Quelqu'un viole ta fille mineure et tu défends le violeur en disant '' ce n'est pas de sa faute, Il était en érection ''.......Tiburce Koffi justifie la rébellion de 2002
Parce qu'elle n'est pas de la plaisanterie, mais bel et bien un acte dangereux, désespéré et tragique, les communautés humaines n'entreprennent jamais de la faire sans raison sérieuse. On comprend donc pourquoi les Jeux olympiques (JO) ne l'ont jamais prescrite au nombre des disciplines sportives à montrer, pour le plaisir du public ! La guerre est telle : une monstruosité. Un échec social. Une offense à l'humain. Le conflit armé reste la traduction de l'incapacité des hommes à trouver une solution pacifique à une question cruciale. Il en va ainsi de la rébellion ivoirienne, du nord, comme de tout acte de soulèvement armé.

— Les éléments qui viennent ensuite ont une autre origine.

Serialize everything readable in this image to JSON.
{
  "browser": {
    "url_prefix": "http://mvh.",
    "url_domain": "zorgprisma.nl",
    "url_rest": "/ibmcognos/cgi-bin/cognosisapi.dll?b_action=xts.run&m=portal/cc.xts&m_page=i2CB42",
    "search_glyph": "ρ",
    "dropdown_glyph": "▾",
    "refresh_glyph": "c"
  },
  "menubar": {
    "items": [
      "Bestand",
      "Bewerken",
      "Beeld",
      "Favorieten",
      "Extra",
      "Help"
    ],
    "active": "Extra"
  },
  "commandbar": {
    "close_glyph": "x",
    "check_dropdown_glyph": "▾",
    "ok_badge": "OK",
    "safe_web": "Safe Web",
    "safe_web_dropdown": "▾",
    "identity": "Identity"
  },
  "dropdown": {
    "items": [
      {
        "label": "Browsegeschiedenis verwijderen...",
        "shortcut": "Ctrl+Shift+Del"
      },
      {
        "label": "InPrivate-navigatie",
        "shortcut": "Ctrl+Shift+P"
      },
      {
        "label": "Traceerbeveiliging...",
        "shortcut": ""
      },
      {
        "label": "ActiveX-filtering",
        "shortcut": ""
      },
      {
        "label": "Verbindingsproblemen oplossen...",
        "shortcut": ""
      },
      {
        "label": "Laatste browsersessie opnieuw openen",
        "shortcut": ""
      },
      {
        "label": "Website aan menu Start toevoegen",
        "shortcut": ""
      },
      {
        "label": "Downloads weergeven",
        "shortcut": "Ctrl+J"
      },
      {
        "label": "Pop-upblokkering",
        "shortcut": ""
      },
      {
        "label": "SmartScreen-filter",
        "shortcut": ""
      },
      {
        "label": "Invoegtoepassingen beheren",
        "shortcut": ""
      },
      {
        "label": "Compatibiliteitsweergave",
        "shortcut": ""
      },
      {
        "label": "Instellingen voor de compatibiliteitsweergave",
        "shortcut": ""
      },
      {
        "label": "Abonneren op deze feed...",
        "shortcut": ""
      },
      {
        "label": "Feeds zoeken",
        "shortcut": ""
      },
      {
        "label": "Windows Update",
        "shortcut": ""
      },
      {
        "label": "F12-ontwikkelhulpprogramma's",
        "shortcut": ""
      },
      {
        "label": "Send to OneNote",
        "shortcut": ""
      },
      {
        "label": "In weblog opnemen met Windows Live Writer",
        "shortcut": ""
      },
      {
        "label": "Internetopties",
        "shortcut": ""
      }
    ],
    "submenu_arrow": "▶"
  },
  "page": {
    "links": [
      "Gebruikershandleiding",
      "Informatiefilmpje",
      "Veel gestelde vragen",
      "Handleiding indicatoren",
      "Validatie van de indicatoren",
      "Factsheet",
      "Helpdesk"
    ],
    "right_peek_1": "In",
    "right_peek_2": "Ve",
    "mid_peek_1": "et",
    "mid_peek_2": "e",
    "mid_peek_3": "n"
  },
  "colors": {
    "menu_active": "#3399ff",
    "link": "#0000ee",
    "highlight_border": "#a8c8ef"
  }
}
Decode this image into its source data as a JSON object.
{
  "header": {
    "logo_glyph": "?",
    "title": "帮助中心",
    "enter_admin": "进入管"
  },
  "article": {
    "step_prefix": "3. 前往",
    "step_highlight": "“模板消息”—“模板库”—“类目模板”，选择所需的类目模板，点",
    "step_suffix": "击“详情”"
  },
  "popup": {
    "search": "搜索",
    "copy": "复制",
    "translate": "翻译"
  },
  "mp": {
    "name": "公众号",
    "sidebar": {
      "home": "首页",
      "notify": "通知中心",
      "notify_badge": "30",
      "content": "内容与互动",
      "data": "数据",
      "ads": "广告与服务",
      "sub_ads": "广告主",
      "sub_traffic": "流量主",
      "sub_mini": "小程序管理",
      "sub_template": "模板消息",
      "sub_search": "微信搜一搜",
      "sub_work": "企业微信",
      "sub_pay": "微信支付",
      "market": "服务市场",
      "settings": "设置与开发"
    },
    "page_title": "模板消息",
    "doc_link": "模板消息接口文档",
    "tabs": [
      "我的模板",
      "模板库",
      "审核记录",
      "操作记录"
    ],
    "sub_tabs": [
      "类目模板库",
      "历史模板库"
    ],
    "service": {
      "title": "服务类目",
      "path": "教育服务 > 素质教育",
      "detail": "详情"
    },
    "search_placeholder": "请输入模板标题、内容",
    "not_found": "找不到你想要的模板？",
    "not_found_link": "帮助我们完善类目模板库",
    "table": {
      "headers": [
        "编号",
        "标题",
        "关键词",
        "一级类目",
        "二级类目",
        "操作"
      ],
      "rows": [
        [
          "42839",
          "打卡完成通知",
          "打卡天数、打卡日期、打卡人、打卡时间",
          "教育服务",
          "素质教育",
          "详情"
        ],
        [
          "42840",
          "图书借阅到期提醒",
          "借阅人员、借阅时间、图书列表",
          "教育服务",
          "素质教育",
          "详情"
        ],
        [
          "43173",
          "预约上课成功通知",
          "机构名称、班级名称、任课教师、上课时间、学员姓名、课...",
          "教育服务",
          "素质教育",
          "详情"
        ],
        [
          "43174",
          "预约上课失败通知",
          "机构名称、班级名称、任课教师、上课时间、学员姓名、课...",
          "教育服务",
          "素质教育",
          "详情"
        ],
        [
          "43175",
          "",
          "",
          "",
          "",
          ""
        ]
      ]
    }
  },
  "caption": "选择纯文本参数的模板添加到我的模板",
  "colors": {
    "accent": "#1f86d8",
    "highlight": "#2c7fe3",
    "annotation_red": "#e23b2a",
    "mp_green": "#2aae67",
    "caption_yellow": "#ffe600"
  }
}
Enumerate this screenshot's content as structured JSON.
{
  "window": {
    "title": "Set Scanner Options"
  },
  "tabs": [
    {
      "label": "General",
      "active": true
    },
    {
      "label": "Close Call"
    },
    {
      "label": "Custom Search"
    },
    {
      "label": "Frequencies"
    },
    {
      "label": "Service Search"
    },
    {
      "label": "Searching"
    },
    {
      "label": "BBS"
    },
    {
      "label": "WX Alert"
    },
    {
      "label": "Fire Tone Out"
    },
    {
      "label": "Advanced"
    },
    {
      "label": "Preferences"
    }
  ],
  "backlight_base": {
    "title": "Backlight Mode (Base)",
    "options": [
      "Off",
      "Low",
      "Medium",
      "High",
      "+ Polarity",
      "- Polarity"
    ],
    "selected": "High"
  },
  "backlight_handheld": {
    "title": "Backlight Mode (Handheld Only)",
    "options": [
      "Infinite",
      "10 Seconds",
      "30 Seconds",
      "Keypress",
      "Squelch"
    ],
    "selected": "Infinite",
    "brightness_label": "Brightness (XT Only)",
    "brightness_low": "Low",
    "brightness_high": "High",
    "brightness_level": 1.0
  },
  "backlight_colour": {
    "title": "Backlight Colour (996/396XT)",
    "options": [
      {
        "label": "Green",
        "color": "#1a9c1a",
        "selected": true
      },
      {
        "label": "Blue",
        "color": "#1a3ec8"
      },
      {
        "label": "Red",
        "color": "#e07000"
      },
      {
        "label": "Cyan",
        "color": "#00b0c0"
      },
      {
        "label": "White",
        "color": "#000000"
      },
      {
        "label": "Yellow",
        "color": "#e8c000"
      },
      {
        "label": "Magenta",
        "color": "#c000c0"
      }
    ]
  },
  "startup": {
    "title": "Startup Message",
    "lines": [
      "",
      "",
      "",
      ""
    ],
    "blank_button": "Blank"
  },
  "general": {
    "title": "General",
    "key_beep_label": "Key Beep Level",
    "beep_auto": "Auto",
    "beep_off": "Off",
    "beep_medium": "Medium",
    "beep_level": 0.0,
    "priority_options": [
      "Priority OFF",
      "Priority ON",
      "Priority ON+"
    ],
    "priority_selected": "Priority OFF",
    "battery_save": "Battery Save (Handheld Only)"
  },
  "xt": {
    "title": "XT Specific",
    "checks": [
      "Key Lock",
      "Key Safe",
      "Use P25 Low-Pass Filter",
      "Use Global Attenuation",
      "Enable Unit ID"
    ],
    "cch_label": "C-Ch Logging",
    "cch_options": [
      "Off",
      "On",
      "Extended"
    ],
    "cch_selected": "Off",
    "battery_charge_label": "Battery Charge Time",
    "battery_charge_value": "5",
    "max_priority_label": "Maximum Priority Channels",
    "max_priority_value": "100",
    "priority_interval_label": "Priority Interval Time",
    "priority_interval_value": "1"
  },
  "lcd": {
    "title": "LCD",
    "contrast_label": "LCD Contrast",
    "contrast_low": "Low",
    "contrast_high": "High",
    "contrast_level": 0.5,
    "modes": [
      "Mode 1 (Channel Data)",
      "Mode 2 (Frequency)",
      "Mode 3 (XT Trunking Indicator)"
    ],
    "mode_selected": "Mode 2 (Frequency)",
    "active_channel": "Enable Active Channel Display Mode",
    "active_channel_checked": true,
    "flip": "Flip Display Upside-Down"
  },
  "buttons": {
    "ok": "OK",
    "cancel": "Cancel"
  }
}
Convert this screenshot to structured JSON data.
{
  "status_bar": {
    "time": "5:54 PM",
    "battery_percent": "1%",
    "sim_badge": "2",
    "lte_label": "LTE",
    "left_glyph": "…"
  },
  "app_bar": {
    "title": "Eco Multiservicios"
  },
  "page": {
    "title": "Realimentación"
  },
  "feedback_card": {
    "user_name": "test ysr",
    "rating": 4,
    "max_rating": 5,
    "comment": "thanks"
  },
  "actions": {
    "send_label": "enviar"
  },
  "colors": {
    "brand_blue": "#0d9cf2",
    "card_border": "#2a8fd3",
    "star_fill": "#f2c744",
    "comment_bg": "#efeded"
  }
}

Oui, quand les mots ne sonnent plus, quand la communication pour une meilleure socialité ne passe plus, quand les silences de méditation et autres prières s'avèrent impuissantes à juguler le mal, les hommes ne s'en remettent plus qu'au seul discours capable d'attitrer l'attention des oreilles les plus bouchées, et d'ouvrir les yeux les plus aveugles : celui des armes qui, seul et à ce moment précis de l'Histoire, fait la décision. Révolte, grève, putsch, boycott, soulèvement populaire, révolution et rébellion procèdent de la même essence et fonctionnent toujours de la même manière, avec le même objectif majeur : ils sont l'expression de mécontentements d'amplitude variable ; et leur objectif est de résoudre une épineuse contradiction.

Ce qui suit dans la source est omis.